Back to Writing
AI Engineering 2026-05-01

Managing Long-Running Agent Context Without Losing the Plot

At ~70% context capacity, stop and summarize. Keep the last 5 messages verbatim. Preserve hypothesis, decisions, and pending actions. Discard raw tool outputs. This compaction strategy keeps long-running agents coherent across hundreds of turns.


Every LLM has a context window limit. For long-running agents, this isn’t a theoretical concern — it’s something you hit regularly. A 25-turn investigation phase where each turn includes tool results can easily approach 100,000 tokens before the agent finishes its work.

The naive solutions are both wrong:

  • Truncate from the front: loses the initial problem statement and early findings
  • Hard stop: forces the agent to restart, losing all accumulated state

The right solution is compaction: summarize the older conversation while preserving recent context verbatim.


When to Compact

Estimate token usage by counting characters (divide by 4 for a rough token estimate). When this estimate exceeds a threshold — typically 70% of the model’s context window — trigger compaction.

function estimateTokens(messages: MessageParam[]): number {
  let chars = 0;
  for (const msg of messages) {
    // count text content, tool inputs, tool results
    chars += extractChars(msg);
  }
  return Math.ceil(chars / 4);
}

export function shouldCompact(
  messages: MessageParam[],
  maxContextTokens: number,
  threshold: number // e.g. 0.7
): boolean {
  return estimateTokens(messages) > maxContextTokens * threshold;
}

The 70% threshold gives the compaction process room to operate — you need tokens available to run the summarization call itself.


What to Keep vs Discard

The key insight: not all context is equally valuable.

Keep verbatim (last 5 messages):

  • The most recent tool results — the agent is actively working from these
  • The most recent assistant reasoning — the current hypothesis
  • The most recent user turn — any injected system nudges

Summarize (everything older):

  • Earlier investigation steps and file reads
  • Discarded hypotheses and dead ends
  • Intermediate reasoning that led to a conclusion the agent has already committed to

The summarizer prompt tells the LLM exactly what matters:

Preserve:
- Current hypothesis and analysis conclusions
- Files examined and their relevance
- Decisions made and rationale
- Action items completed and pending
- Key code patterns or bugs identified

Discard:
- Raw tool outputs and search results
- Intermediate reasoning that led to final conclusions
- Duplicate information

The Compacted Message Structure

After summarization, replace the discarded messages with two synthetic turns:

const compactedMessages: MessageParam[] = [
  {
    role: 'user',
    content: `[CONTEXT COMPACTION — Previous conversation summarized]\n\n${summaryText}`,
  },
  {
    role: 'assistant',
    content: 'Understood. I have the summarized context and will continue from here.',
  },
  ...recentMessages, // last 5 verbatim
];

The synthetic assistant acknowledgment is important. Without it, the message history would have two consecutive user turns, which some models reject or handle poorly.


What Gets Saved

A raw investigation turn with 10 file reads and 5 search results might be 15,000 tokens. The summary of that same content — the files found, what was relevant, the hypothesis formed — is typically 300–500 tokens. That’s a 30–50x compression ratio on older context.

Over a 25-turn run with two compaction events, you can reclaim 40,000–60,000 tokens of context window that would otherwise be occupied by raw tool output the agent no longer needs.


The Risk: Losing Critical Details

Compaction is lossy by design. The risk is that the summarizer drops a specific detail the agent will need later — an exact line number, a specific variable name, a file path.

Mitigations:

  • Scratchpad: write key findings to a persistent scratchpad during investigation. The scratchpad is injected into every system prompt, so its contents survive compaction.
  • Keep more recent messages: increasing the verbatim window from 5 to 8 messages reduces the risk of dropping context that’s still actively relevant.
  • Log compaction events: record how many tokens were saved per compaction so you can tune the threshold.

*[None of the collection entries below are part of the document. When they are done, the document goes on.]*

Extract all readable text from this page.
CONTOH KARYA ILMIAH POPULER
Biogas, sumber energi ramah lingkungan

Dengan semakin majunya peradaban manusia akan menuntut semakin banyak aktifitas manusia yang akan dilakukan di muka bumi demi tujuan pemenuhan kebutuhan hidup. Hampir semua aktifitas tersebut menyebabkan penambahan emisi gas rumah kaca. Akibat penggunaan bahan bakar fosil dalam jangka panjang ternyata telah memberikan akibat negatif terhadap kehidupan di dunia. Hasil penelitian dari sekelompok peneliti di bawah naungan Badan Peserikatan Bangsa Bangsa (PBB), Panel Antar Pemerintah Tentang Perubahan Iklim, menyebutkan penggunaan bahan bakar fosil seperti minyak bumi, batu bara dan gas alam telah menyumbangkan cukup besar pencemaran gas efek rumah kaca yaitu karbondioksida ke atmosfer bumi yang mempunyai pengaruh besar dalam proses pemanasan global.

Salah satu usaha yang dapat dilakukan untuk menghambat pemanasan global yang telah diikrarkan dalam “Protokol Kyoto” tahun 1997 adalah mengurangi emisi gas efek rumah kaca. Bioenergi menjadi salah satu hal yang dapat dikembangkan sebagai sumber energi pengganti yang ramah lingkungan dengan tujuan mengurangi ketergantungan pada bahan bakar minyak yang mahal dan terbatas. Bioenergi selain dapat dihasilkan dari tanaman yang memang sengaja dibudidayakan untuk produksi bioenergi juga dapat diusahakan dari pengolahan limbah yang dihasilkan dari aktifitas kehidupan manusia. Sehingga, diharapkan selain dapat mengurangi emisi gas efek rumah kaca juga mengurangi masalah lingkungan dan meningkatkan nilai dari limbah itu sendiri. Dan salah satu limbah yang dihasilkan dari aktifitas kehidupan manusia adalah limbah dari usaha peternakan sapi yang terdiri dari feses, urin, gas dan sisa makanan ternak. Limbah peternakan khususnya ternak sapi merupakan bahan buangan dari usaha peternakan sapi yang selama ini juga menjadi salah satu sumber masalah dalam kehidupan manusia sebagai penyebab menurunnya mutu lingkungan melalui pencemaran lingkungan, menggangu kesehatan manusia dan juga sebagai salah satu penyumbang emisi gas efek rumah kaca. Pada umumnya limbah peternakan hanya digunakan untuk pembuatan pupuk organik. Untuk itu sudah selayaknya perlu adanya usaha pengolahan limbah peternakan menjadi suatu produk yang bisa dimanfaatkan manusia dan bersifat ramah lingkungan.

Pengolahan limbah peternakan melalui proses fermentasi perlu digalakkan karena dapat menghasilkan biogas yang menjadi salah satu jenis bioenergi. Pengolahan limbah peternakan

The scratchpad is the most important mitigation. It’s the agent’s working memory — a place to write “root cause confirmed: bug is in FooController.php line 142, the $id param is not cast to int before the query.” That fact survives any compaction event because it lives outside the message history.


Treating Compaction as a First-Class Concern

Most agent implementations treat context management as an afterthought — something you add when the model starts complaining about token limits. The better approach is to design for it from the start.

Define your compaction threshold. Build the scratchpad pattern from day one. Log compaction events so you can measure how often they fire and what they saved. An agent that gracefully manages its own context window is dramatically more reliable than one that degrades silently as the context fills up.